A new report from the Institute of Public Policy Research (IPPR) includes a CGA survey of 558 licensees, with a balance of tenure and geography. In addition, 10 tied tenants were interviewed at random.
The survey found:
• 46% of tied tenants earn less than £15,000 per year, in contrast to 22% of non-tied licensees.
• 57% of tied tenants say they are struggling financially (non-tied: 43%).
• 88% of tied tenants who claim to be financially struggling identify the beer tie as one of the most significant factors in their financial problems.
• Nearly 90% of tied pubs generate an annual profit of £30,000 or less (non-tied: 74%).
• 68% of tied tenants have managed their pub for more than three years (non-tied: 80%).
• 37% of tied tenants believe that within three years they will no longer be managing their current pub (non-tied: 22%).
• 54% of tied tenants said their pubco added no value to their business.
• 28% of tied tenants see their pubco positively in terms of their business support, 20% as a recognisable brand name, 19% see a benefit of training support, 13% in property investment, 12% in the pricing of non-tied products.
• 32% of tied tenants have not received information on and read their pub company’s revised code of practice.
• 83% of tied tenants don’t believe the code of practice will benefit them; 17% believe the code will do further harm.
Pub companies could take some comfort from that fact that tenants’ responses were less damning than those given in a similar CGA survey in 2009 for the Business & Enterprise Committee (BEC), the predecessor to the Business, Innovation & Skills Committee (BISC) that’s investigating how pubcos treat tenants.
The 2009 survey found 67% of tied tenants earn less than £15,000 per year (2011: 46%) and 64% of tenants did not feel their pubco added any value (2011: 54%).
IPPR’s new report, Tied Down.

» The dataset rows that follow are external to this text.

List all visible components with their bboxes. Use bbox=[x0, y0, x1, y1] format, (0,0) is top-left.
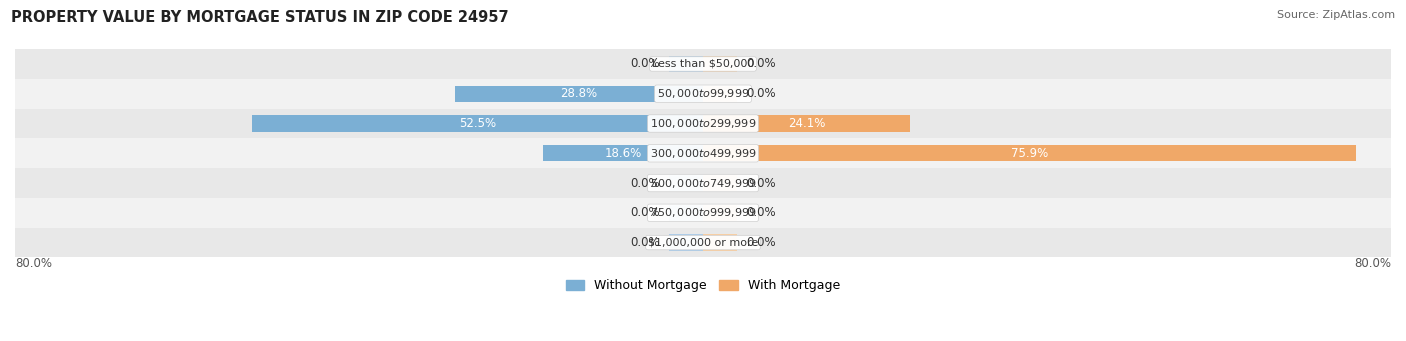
Text: 28.8%: 28.8% bbox=[561, 87, 598, 100]
Text: $100,000 to $299,999: $100,000 to $299,999 bbox=[650, 117, 756, 130]
Text: $750,000 to $999,999: $750,000 to $999,999 bbox=[650, 206, 756, 219]
Bar bbox=[703, 115, 910, 132]
Bar bbox=[15, 168, 1391, 198]
Text: 0.0%: 0.0% bbox=[630, 236, 659, 249]
Bar bbox=[703, 56, 737, 72]
Legend: Without Mortgage, With Mortgage: Without Mortgage, With Mortgage bbox=[561, 274, 845, 297]
Bar bbox=[703, 205, 737, 221]
Bar bbox=[15, 109, 1391, 138]
Text: 24.1%: 24.1% bbox=[787, 117, 825, 130]
Text: 75.9%: 75.9% bbox=[1011, 147, 1047, 160]
Text: 0.0%: 0.0% bbox=[747, 58, 776, 71]
Bar bbox=[669, 234, 703, 251]
Bar bbox=[669, 205, 703, 221]
Text: 0.0%: 0.0% bbox=[630, 177, 659, 190]
Bar bbox=[703, 145, 1355, 161]
Text: $500,000 to $749,999: $500,000 to $749,999 bbox=[650, 177, 756, 190]
Bar bbox=[15, 198, 1391, 228]
Text: Less than $50,000: Less than $50,000 bbox=[652, 59, 754, 69]
Bar bbox=[252, 115, 703, 132]
Text: Source: ZipAtlas.com: Source: ZipAtlas.com bbox=[1277, 10, 1395, 20]
Text: 80.0%: 80.0% bbox=[15, 257, 52, 270]
Bar bbox=[669, 56, 703, 72]
Bar bbox=[703, 86, 737, 102]
Text: 0.0%: 0.0% bbox=[630, 206, 659, 219]
Text: 0.0%: 0.0% bbox=[747, 206, 776, 219]
Text: 18.6%: 18.6% bbox=[605, 147, 641, 160]
Bar bbox=[543, 145, 703, 161]
Text: $1,000,000 or more: $1,000,000 or more bbox=[648, 238, 758, 248]
Bar bbox=[456, 86, 703, 102]
Bar bbox=[15, 228, 1391, 257]
Text: $300,000 to $499,999: $300,000 to $499,999 bbox=[650, 147, 756, 160]
Bar bbox=[15, 49, 1391, 79]
Text: 52.5%: 52.5% bbox=[458, 117, 496, 130]
Bar bbox=[15, 79, 1391, 109]
Bar bbox=[703, 175, 737, 191]
Bar bbox=[703, 234, 737, 251]
Bar bbox=[669, 175, 703, 191]
Text: 0.0%: 0.0% bbox=[747, 236, 776, 249]
Text: 0.0%: 0.0% bbox=[747, 87, 776, 100]
Bar bbox=[15, 138, 1391, 168]
Text: 80.0%: 80.0% bbox=[1354, 257, 1391, 270]
Text: PROPERTY VALUE BY MORTGAGE STATUS IN ZIP CODE 24957: PROPERTY VALUE BY MORTGAGE STATUS IN ZIP… bbox=[11, 10, 509, 25]
Text: 0.0%: 0.0% bbox=[747, 177, 776, 190]
Text: $50,000 to $99,999: $50,000 to $99,999 bbox=[657, 87, 749, 100]
Text: 0.0%: 0.0% bbox=[630, 58, 659, 71]
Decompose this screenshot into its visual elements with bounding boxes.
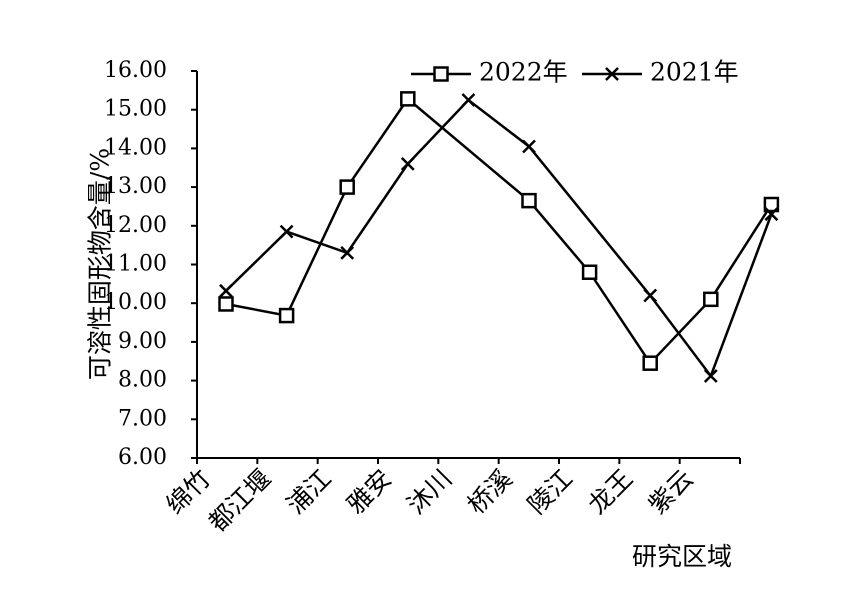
y-axis-title: 可溶性固形物含量/% xyxy=(86,148,115,380)
data-point-square xyxy=(642,355,658,371)
legend-label: 2021年 xyxy=(650,58,739,87)
x-tick-label: 都江堰 xyxy=(203,464,277,538)
data-point-square xyxy=(763,196,780,213)
legend-entry: 2021年 xyxy=(582,58,739,87)
y-tick-label: 12.00 xyxy=(104,213,167,238)
data-point-square xyxy=(433,66,449,82)
x-tick-label: 紫云 xyxy=(643,464,699,520)
data-point-square xyxy=(703,291,719,308)
data-point-square xyxy=(278,307,295,324)
series-1 xyxy=(218,91,780,371)
data-point-x xyxy=(764,207,779,222)
x-tick-label: 雅安 xyxy=(341,464,397,520)
y-tick-label: 6.00 xyxy=(118,445,167,470)
y-tick-label: 15.00 xyxy=(104,97,167,122)
data-point-square xyxy=(521,192,537,209)
x-tick-label: 浦江 xyxy=(281,464,337,520)
data-point-x xyxy=(461,93,476,107)
legend: 2022年 2021年 xyxy=(411,58,739,87)
x-tick-label: 陵江 xyxy=(522,464,578,520)
data-point-x xyxy=(522,139,536,154)
x-tick-label: 桥溪 xyxy=(462,464,518,520)
data-point-x xyxy=(605,67,619,81)
y-tick-label: 8.00 xyxy=(118,368,167,393)
series-line xyxy=(225,97,773,366)
y-tick-label: 9.00 xyxy=(118,329,167,354)
x-axis-title: 研究区域 xyxy=(632,542,732,571)
data-point-x xyxy=(643,288,658,303)
data-point-square xyxy=(339,179,355,195)
data-point-x xyxy=(340,246,355,260)
x-tick-label: 龙王 xyxy=(582,464,638,520)
legend-entry: 2022年 xyxy=(411,58,568,87)
x-tick-label: 沐川 xyxy=(402,464,458,520)
y-tick-label: 14.00 xyxy=(104,135,167,160)
data-point-square xyxy=(218,296,234,312)
y-tick-label: 10.00 xyxy=(104,290,167,315)
series-layer xyxy=(218,91,780,383)
y-tick-label: 16.00 xyxy=(104,58,167,83)
legend-label: 2022年 xyxy=(479,58,568,87)
data-point-x xyxy=(219,283,233,298)
y-tick-label: 13.00 xyxy=(104,174,167,199)
data-point-x xyxy=(703,369,718,383)
data-point-x xyxy=(400,156,415,171)
y-tick-label: 11.00 xyxy=(104,252,167,277)
axes xyxy=(191,70,741,464)
series-line xyxy=(225,98,773,379)
series-2 xyxy=(219,93,779,383)
y-tick-labels: 6.00 7.00 8.00 9.00 10.00 11.00 12.00 13.00 14.0… xyxy=(104,58,167,470)
data-point-square xyxy=(581,264,598,280)
y-tick-label: 7.00 xyxy=(118,406,167,431)
data-point-x xyxy=(279,224,294,239)
data-point-square xyxy=(400,91,416,107)
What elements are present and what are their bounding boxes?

The beer tie and its impact on Britain’s pubs, calls on the Government to:
• Require pub companies with more than 500 tied pubs offering commercial full repairing and insuring leases to “provide flexibility” to lessees, including a guest beer option and an option to become free of tie, accompanied by an open market rent review.
• Require pub companies to make information on business costs and turnover available to potential lessees.

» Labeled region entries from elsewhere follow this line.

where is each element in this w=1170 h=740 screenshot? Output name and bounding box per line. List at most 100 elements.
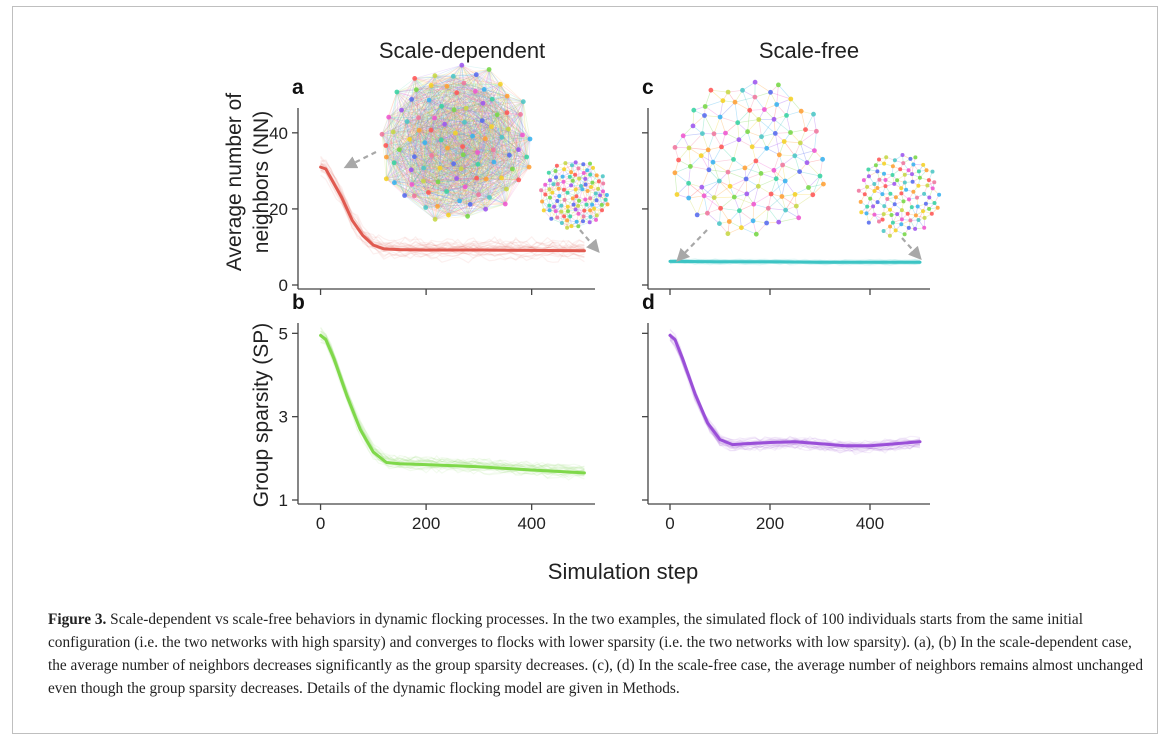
panel-a-trial-line: [320, 155, 585, 248]
panel-b: 1 3 5 0 200 400 b: [279, 291, 595, 533]
panel-a: 0 20 40 a: [269, 76, 595, 295]
column-title-scale-free: Scale-free: [759, 38, 859, 63]
panel-b-trial-line: [320, 338, 585, 477]
y-axis-label-nn-line1: Average number of: [223, 93, 246, 271]
panel-b-x-tick-label: 0: [316, 514, 325, 533]
panel-b-trial-line: [320, 330, 585, 471]
panel-b-y-tick-label: 3: [279, 408, 288, 427]
panel-b-trial-line: [320, 333, 585, 472]
panel-b-trial-line: [320, 334, 585, 472]
column-title-scale-dependent: Scale-dependent: [379, 38, 545, 63]
arrow-c-start: [676, 229, 708, 262]
panel-d-trial-line: [669, 339, 921, 453]
panel-b-y-tick-label: 1: [279, 491, 288, 510]
panel-a-trial-line: [320, 174, 585, 264]
panel-b-x-tick-label: 400: [517, 514, 545, 533]
panel-a-trial-line: [320, 163, 585, 250]
panel-label-b: b: [292, 291, 305, 314]
panel-b-trial-line: [320, 327, 585, 469]
panel-a-trial-line: [320, 161, 585, 251]
network-inset-c-high-sparsity: [672, 79, 826, 237]
panel-d-mean-line: [668, 333, 922, 448]
panel-b-trial-line: [320, 331, 585, 472]
panel-d-trial-line: [669, 339, 921, 451]
network-inset-a-low-sparsity: [539, 160, 610, 230]
figure-frame: [12, 6, 1158, 734]
panel-c-trial-line: [669, 258, 921, 263]
panel-a-trial-line: [320, 160, 585, 249]
panel-b-trial-line: [320, 333, 585, 472]
panel-b-trial-line: [320, 330, 585, 469]
arrow-a-end: [579, 229, 600, 254]
panel-b-trial-line: [320, 333, 585, 473]
panel-b-trial-line: [320, 334, 585, 474]
panel-b-trial-line: [320, 341, 585, 481]
figure-caption-label: Figure 3.: [48, 611, 107, 628]
panel-d: 0 200 400 d: [642, 291, 930, 533]
network-inset-a-high-sparsity: [379, 62, 533, 222]
panel-b-trial-line: [320, 336, 585, 476]
panel-c-mean-line: [668, 259, 922, 264]
panel-d-x-tick-label: 400: [856, 514, 884, 533]
panel-d-trial-line: [669, 337, 921, 450]
panel-a-trial-line: [320, 169, 585, 258]
panel-b-trial-line: [320, 338, 585, 477]
panel-a-mean-line: [319, 165, 586, 253]
panel-d-trial-line: [669, 335, 921, 450]
figure-caption-text: Scale-dependent vs scale-free behaviors …: [48, 611, 1143, 697]
y-axis-label-nn-line2: neighbors (NN): [250, 111, 273, 253]
panel-b-trial-line: [320, 332, 585, 472]
panel-a-trial-line: [320, 169, 585, 258]
panel-d-trial-line: [669, 337, 921, 452]
panel-d-trial-line: [669, 336, 921, 452]
figure-3-chart: Scale-dependent Scale-free Average numbe…: [223, 38, 942, 584]
panel-a-trial-line: [320, 163, 585, 250]
panel-d-trial-line: [669, 329, 921, 445]
panel-d-trial-line: [669, 338, 921, 456]
network-inset-c-low-sparsity: [856, 153, 942, 238]
panel-b-trial-line: [320, 341, 585, 480]
panel-a-trial-line: [320, 159, 585, 249]
panel-c-trial-line: [669, 261, 921, 267]
panel-b-trial-line: [320, 327, 585, 470]
arrow-c-end: [901, 237, 922, 260]
panel-d-trial-line: [669, 333, 921, 445]
panel-a-y-tick-label: 20: [269, 200, 288, 219]
x-axis-label: Simulation step: [548, 559, 698, 584]
panel-a-trial-line: [320, 157, 585, 249]
panel-d-trial-line: [669, 333, 921, 447]
panel-b-trial-line: [320, 336, 585, 476]
panel-b-x-tick-label: 200: [412, 514, 440, 533]
panel-d-trial-line: [669, 333, 921, 447]
panel-label-a: a: [292, 76, 304, 99]
panel-b-trial-line: [320, 332, 585, 470]
panel-d-trial-line: [669, 337, 921, 450]
panel-d-trial-line: [669, 333, 921, 446]
panel-b-trial-line: [320, 333, 585, 473]
panel-a-y-tick-label: 0: [279, 276, 288, 295]
panel-d-trial-line: [669, 336, 921, 452]
panel-b-trial-line: [320, 330, 585, 471]
panel-d-trial-line: [669, 338, 921, 452]
panel-d-trial-line: [669, 328, 921, 445]
y-axis-label-sp: Group sparsity (SP): [250, 323, 273, 507]
panel-d-x-tick-label: 200: [756, 514, 784, 533]
panel-a-y-tick-label: 40: [269, 124, 288, 143]
panel-c: c: [642, 76, 930, 295]
panel-b-trial-line: [320, 336, 585, 476]
panel-label-d: d: [642, 291, 655, 314]
panel-d-trial-line: [669, 333, 921, 446]
panel-d-trial-line: [669, 336, 921, 450]
panel-d-trial-line: [669, 338, 921, 450]
panel-d-x-tick-label: 0: [665, 514, 674, 533]
panel-b-trial-line: [320, 339, 585, 478]
panel-c-trial-line: [669, 258, 921, 262]
panel-b-y-tick-label: 5: [279, 324, 288, 343]
panel-b-mean-line: [319, 333, 586, 475]
panel-a-trial-line: [320, 169, 585, 260]
panel-d-trial-line: [669, 339, 921, 454]
panel-a-trial-line: [320, 171, 585, 261]
panel-label-c: c: [642, 76, 654, 99]
panel-d-trial-line: [669, 334, 921, 447]
arrow-a-start: [343, 151, 377, 169]
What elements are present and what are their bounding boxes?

• Require pub companies to cooperate with the creation of a pub rents database, and publish their wholesale price lists and details of discounts paid to lessees.
• Support the creation of a single “stronger and more comprehensive” code of practice, to be supported by an independently constituted adjudicator with the ability to provide redress to lessees where the code is breached.
• Implement the recommendation from the Law Commission that unfair contract terms regulations should be amended to improve protection for the smallest and most vulnerable businesses (firms employing nine staff or fewer).
Rick Muir, IPPR associate director, said: “Thousands of publicans across Britain are being put under significant financial pressure by the beer tie. Our survey of publicans shows they have suffered worse through the recession because of this beer tie.
“The beer tie limits the commercial freedom of tied publicans, who are forced to pay more for their beer than non-tied operators.
"A recent Select Committee report shows that the higher prices tied publicans have to pay for their beer are not adequately compensated for by lower rents. It estimated that because of the discounts they can access, non-tied operators will make more money from their businesses.
“The Government should act to reform the way the industry operates and give publicans greater freedom from the big pub companies.”
The report is expected to add pressure on the Government to act on pubcos. It comes as the industry awaits the publication of the report by BISC into how pub companies have responded to criticisms about their treatment of tenants from by its predecessor BEC.
BISC’s report is due in autumn, and the Government is expected to respond within three months of its release.
A spokesman for the British Beer and Pub Association, which represents pubcos, said: "We will look at the report and its recommendations carefully, but the recent survey we commissioned jointly with the Independent Pub Confederation shows that awareness of the new codes of practice is already very high among licensees, and rent is being clearly explained to tenants.
"These positive figures are even higher for new entrants, so we feel the industry is moving in the right direction. This survey also showed that 78 per cent of new lessees and tenants under took pre-entry training before taking on a tied pub.
"Also, we have recently reported to the BIS Select Committee that last year, BBPA members invested more than £250 million into supporting their tied estates.
"We need a thriving tied sector, as tied tenancies and leases still provide a low cost entry into operating a pub without the capital required to buy a freehold."
He added: "Any look at the problems facing the industry also needs to take account of the wider picture. Since March 2008,we have seen a 35 per cent increase in the tax on beer — this is a central reason why so many pubs are under pressure, as 50 per cent of their wet sales are still beer.
"Pubs are also some of the most highly regulated businesses in Britain, and this is adding hugely to operating costs."